If knobs had a "fix the problem" setting, they would already be set to that value. Instead, every value is a trade off, and since you have hundreds of knobs, you're playing an impossible optimization game with hundreds of parameters to try to find the set of parameter values that make your entire application perform the way you want it to. You might as well have a meta-tuner that just randomly turns the knobs to collect data on all the possible combinations of settings... and just hope that your next code change doesn't throw all that hard work out the window. Go gives you the tools to tune different parts of your code to behave in ways that are optimal for them.
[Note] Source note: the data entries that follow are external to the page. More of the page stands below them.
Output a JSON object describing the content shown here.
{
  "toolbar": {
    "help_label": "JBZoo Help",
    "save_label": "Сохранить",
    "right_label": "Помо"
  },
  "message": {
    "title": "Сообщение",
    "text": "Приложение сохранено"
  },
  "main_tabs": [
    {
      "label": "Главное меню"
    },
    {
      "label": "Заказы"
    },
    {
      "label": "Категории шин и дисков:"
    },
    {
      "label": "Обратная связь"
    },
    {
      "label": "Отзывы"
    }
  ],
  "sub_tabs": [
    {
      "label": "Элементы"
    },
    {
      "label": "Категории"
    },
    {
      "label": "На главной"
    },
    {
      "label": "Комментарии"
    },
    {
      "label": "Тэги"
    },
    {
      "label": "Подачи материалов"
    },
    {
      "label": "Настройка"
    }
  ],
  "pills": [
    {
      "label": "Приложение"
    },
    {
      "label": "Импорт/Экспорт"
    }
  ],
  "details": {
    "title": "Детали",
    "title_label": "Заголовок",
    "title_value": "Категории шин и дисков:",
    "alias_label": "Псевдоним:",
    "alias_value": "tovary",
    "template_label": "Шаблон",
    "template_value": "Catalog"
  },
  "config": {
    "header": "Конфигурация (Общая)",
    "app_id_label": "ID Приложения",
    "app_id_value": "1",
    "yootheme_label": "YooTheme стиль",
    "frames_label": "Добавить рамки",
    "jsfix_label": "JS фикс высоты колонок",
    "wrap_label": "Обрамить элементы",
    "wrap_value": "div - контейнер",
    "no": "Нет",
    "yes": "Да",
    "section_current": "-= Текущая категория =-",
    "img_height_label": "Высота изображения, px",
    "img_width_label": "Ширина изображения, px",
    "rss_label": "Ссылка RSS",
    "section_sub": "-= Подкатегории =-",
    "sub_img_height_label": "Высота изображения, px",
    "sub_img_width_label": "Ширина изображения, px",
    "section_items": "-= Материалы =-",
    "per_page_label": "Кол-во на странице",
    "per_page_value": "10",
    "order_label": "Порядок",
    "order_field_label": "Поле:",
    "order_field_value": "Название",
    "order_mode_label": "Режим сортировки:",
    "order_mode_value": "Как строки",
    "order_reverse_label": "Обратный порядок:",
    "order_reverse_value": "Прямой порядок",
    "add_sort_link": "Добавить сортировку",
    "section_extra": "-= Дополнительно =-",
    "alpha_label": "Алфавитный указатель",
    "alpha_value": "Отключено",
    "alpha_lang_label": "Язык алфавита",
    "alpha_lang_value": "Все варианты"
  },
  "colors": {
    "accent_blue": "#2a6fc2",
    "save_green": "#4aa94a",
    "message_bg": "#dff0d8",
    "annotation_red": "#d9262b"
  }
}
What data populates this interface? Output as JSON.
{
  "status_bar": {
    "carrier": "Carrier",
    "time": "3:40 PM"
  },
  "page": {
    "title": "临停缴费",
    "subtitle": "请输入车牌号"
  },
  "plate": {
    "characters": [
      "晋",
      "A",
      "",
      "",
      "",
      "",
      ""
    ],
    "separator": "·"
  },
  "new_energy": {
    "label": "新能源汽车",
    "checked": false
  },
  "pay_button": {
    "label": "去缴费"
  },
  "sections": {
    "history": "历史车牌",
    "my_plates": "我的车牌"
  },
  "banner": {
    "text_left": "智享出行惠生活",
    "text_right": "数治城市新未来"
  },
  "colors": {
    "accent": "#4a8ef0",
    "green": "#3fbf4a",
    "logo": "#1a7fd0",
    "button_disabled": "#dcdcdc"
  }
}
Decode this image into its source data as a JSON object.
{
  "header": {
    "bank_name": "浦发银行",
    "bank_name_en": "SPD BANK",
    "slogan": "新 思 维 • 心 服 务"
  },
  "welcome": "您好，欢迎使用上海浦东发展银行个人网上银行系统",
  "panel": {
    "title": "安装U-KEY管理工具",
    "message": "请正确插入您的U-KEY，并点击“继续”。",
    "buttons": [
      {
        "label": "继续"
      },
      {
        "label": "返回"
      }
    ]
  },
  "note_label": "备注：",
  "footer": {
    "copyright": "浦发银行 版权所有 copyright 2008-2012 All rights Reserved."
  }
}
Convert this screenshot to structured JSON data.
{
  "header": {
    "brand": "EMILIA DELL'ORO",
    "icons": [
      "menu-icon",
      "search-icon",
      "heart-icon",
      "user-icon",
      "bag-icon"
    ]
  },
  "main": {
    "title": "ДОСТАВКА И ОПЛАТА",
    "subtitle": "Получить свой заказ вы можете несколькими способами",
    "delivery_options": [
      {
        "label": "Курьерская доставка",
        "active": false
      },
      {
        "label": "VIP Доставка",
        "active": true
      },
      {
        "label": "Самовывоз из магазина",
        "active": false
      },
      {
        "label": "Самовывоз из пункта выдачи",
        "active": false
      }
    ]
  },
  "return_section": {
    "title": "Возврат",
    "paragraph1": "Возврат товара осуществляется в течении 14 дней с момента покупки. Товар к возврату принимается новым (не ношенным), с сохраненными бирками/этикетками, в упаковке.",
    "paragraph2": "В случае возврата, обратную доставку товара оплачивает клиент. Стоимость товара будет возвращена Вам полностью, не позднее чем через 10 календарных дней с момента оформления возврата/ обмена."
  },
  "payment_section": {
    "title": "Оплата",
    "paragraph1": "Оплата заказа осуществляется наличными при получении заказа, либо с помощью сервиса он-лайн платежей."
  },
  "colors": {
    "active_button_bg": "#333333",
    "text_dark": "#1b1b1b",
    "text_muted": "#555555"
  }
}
It's worth pointing out that languages like Rust and C++ also require you to tune allocations and deallocations... this is not strictly a GC problem. In those languages, like in Go, you have to address the actual problems instead of spinning knobs and hoping the problem goes away.
The one time I have actually run up against Go's GC when writing code that was trying to push the absolute limits of what could be done on a fleet of rather resource constrained cloud instances, I wished I was writing Rust for this particular problem... I definitely wasn't wishing I could be spinning Java's GC knobs. But, I was still able to optimize things to work in Go the way I needed them to even in that case, even if the level of control isn't as granular as Rust would have provided.
Getting rid of the GC doesn't absolve you of the problem, it just means that rather than tuning GC parameters, you've encoded usage assumptions in thousands of places scattered throughout your code base.